We believe that this complexity helps to explain why, when faced with the realities of implementing an impact carry structure, most impact fund managers have either shied away or have used relatively blunt tools as a proxy for the achievement of impact targets. Combine this with the relative lack of pressure from limited partners that Aunnie noted in her article, and it’s easy to see why we continue to talk, over a decade later, about the stark contrast between the enthusiasm for impact carry often expressed in the industry and the paucity of real-world examples.
Simply stated, doing impact carry is hard. It requires significant time and effort. If now is the time to move from theory to reality, then impact fund managers cannot be saddled with the full burden of its implementation.
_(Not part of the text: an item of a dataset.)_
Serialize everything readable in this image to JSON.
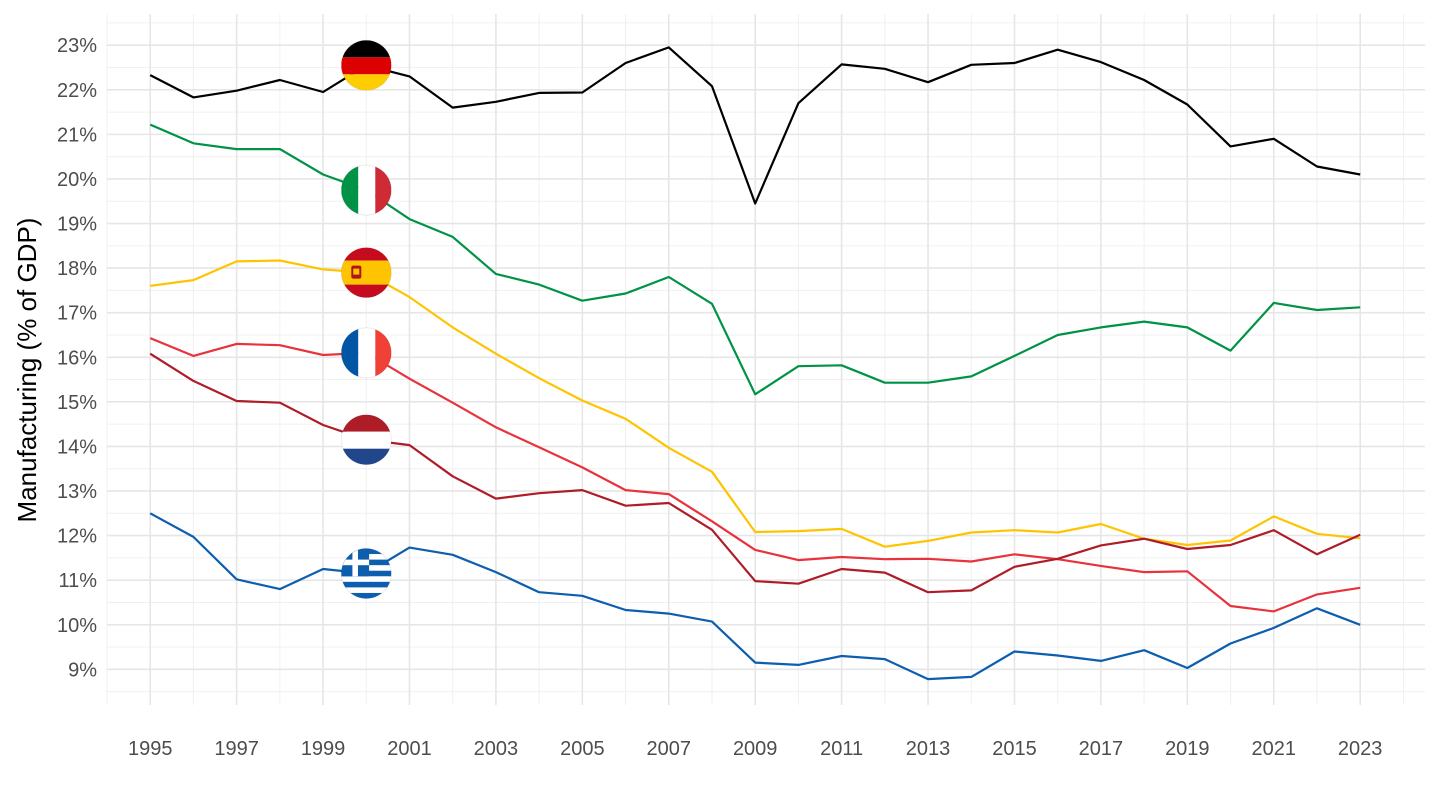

Such an outcome would add to the already formidable challenge of launching and scaling a successful impact fund management business, and it would create the wrong incentives.
On the other hand, if LPs want to move the impact investing industry forward and make impact carry a reality, they should look to truly partner with GPs by both sharing in the cost of doing so and compensating impact fund managers for achieving impact rather than only punishing impact shortfalls.
We know that there are many investors and fund managers out there willing to play their part in making impact carry a reality, but that cannot happen until the industry has an open and detailed conversation about the challenges, risks and rewards and moves forward with shared purpose.
Chintan Panchal is a founding partner of law firm RPCK Rastegar Panchal LLP. Aaron Bourke is senior counsel in the firm’s fund formation practice.